Optimization of Benzoxazinorifamycins to Improve Mycobacterium tuberculosis RNA Polymerase Inhibition and Treatment of Tuberculosis

Rifampin (RMP), a very potent inhibitor of the Mycobacterium tuberculosis (MTB) RNA polymerase (RNAP), remains a keystone in the treatment of tuberculosis since its introduction in 1965. However, rifamycins suffer from serious drawbacks, including 3- to 9-month treatment times, Cyp450 induction (particularly problematic for HIV-MTB coinfection), and resistant mutations within RNAP that yield RIF-resistant (RIFR) MTB strains. There is a clear and pressing need for improved TB therapies. We have utilized a structure-based drug design approach to synthesize and test novel benzoxazinorifamycins (bxRIF), congeners of the clinical candidate rifalazil.
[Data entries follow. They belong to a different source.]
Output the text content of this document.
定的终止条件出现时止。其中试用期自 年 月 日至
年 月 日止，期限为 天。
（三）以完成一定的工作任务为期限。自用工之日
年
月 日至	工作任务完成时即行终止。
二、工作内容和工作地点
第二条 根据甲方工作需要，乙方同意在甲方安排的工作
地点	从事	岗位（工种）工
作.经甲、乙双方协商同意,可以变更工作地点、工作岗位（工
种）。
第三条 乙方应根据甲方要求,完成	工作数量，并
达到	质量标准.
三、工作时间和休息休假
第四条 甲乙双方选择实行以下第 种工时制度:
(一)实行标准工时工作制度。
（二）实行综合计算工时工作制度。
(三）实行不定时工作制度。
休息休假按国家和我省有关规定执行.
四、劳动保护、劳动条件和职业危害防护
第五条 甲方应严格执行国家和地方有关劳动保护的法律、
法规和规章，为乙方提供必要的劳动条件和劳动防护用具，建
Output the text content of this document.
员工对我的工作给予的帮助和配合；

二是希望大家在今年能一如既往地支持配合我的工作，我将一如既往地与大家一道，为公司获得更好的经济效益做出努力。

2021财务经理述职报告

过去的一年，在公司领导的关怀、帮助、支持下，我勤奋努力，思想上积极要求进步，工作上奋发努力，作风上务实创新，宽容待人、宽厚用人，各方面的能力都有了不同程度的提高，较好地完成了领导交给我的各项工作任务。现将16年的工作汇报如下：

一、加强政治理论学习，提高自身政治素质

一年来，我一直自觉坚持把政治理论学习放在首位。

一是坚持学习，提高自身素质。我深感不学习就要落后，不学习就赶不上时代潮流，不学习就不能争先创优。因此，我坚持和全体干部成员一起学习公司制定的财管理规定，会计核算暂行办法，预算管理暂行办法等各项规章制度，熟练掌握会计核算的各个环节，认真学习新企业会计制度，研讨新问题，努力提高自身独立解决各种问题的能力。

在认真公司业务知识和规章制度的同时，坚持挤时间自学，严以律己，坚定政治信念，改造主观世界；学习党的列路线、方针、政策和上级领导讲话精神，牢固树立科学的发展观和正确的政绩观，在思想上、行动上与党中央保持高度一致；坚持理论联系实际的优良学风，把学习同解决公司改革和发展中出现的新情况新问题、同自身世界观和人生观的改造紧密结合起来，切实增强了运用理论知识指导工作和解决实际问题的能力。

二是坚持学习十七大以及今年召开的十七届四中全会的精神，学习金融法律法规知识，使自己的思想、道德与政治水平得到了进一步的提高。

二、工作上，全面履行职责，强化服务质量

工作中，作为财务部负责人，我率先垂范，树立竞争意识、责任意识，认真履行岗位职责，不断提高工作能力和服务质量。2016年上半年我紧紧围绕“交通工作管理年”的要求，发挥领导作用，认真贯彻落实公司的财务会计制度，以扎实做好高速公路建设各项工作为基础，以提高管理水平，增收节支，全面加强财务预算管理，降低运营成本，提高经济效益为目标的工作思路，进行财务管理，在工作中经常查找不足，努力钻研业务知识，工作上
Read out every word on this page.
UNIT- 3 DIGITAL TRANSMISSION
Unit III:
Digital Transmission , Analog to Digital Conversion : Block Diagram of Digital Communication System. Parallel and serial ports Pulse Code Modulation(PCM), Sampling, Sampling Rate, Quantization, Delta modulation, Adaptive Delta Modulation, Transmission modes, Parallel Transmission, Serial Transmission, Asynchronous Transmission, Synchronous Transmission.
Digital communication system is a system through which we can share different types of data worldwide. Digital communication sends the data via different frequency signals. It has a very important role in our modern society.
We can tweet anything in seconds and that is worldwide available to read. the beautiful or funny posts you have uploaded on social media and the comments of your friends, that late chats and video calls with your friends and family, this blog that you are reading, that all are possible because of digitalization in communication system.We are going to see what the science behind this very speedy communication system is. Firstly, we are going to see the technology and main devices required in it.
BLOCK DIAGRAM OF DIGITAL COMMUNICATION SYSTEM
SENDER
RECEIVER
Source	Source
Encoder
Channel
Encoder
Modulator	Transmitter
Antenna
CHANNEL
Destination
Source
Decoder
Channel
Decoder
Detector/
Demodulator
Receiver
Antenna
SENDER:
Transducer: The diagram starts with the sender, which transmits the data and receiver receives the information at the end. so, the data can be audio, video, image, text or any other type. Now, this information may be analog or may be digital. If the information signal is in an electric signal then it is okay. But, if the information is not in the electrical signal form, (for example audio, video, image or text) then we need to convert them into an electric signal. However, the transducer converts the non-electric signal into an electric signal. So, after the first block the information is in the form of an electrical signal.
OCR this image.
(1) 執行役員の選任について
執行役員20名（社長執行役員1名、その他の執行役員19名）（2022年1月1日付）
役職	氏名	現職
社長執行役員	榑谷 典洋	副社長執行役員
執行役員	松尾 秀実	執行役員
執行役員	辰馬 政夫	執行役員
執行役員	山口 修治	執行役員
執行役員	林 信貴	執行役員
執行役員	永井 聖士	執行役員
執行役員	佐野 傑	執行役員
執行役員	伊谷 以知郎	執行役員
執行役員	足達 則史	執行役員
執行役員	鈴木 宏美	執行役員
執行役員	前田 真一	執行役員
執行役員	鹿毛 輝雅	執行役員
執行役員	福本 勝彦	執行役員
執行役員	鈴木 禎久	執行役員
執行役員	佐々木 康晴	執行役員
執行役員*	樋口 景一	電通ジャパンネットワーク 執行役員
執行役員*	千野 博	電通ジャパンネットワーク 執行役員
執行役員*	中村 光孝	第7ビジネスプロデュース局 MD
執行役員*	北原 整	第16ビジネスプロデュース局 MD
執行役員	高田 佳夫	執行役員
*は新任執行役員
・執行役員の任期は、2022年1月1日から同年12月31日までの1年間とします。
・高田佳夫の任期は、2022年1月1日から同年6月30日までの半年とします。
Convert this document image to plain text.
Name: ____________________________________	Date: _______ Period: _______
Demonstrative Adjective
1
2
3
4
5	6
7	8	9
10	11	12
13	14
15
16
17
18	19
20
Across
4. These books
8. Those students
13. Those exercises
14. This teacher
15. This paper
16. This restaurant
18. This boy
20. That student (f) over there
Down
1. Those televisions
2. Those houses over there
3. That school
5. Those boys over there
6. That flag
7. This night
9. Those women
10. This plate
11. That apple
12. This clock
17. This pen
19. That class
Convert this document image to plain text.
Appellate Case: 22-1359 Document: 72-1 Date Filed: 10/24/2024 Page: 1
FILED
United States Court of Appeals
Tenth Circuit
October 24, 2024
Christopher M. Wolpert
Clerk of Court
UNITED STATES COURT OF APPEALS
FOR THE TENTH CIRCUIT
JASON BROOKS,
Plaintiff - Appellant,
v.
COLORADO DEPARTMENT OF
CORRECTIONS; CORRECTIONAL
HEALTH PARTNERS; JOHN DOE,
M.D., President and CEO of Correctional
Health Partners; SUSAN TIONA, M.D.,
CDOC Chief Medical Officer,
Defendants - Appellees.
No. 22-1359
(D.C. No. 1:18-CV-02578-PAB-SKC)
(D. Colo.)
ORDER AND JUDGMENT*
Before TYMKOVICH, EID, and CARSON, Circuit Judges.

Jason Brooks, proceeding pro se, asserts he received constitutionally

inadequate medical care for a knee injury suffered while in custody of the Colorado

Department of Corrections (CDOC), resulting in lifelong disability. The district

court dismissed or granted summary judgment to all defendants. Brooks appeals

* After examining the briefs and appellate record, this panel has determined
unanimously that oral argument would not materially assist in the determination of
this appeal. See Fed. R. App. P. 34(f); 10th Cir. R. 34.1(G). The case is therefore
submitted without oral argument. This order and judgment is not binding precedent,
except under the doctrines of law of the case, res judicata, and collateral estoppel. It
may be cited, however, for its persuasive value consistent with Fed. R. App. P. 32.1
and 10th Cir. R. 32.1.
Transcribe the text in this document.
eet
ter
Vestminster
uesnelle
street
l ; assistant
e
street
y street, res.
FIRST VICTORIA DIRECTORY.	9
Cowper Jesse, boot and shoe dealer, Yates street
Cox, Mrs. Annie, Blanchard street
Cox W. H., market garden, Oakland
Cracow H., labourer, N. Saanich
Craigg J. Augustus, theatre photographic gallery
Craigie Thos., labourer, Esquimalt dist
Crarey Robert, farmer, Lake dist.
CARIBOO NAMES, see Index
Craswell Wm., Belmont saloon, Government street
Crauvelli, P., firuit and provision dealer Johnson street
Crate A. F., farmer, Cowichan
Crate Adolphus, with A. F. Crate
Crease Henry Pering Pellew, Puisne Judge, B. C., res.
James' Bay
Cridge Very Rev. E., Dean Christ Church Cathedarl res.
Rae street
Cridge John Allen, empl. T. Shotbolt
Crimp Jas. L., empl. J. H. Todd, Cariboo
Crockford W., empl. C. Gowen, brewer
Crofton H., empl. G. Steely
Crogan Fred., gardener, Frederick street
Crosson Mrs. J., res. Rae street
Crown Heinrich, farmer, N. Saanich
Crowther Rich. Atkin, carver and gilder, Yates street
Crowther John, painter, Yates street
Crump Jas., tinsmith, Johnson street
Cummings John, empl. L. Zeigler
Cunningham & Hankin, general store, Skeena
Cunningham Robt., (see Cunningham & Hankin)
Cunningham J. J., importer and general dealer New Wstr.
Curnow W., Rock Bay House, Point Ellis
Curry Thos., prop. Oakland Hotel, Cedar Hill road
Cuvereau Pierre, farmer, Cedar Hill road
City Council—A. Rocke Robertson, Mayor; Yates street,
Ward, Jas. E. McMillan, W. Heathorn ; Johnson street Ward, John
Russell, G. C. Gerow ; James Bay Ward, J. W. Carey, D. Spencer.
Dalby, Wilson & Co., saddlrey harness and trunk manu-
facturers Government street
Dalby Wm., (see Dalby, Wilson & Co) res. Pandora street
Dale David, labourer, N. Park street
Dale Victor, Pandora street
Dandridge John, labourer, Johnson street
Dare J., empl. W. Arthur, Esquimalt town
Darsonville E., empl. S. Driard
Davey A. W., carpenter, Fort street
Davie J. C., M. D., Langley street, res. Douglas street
Our goal is to gain binding interactions that will compensate for the loss of RIF-binding affinity to the (RIFR) MTB RNAP and couple those with substitutions that we have previously found that essentially eliminate Cyp450 induction. Herein, we report a systematic exploration of 42 substituted bxRIFs that have yielded an analogue (27a) that has an excellent in vitro activity (MTB RNAP inhibition, MIC, MBC), enhanced (similar to 30-fold > RMP) activity against RIFR MTB RNAP, negligible hPXR activation, good mouse pharmacokinetics, and excellent activity with no observable adverse effects in an acute mouse TB model. In a time-kill study, 27a has a 7 day MBC that is similar to 10-fold more potent than RMP. These results suggest that 27a may exhibit a faster kill rate than RMP, which could possibly reduce the clinical treatment time. Our synthetic protocol enabled the synthesis of similar to 2 g of 27a at >95% purity in 3 months, demonstrating the feasibility of scale-up synthesis of bxRIFs for preclinical and clinical studies.

Automated summary

In this study, novel benzoxazinorifamycins (bxRIF) were synthesized and tested for their anti-tuberculosis activity. One of the analogues (27a) showed excellent in vitro and in vivo activity against both drug-sensitive and drug-resistant tuberculosis strains. These findings suggest that 27a may be a promising candidate for improving tuberculosis treatment.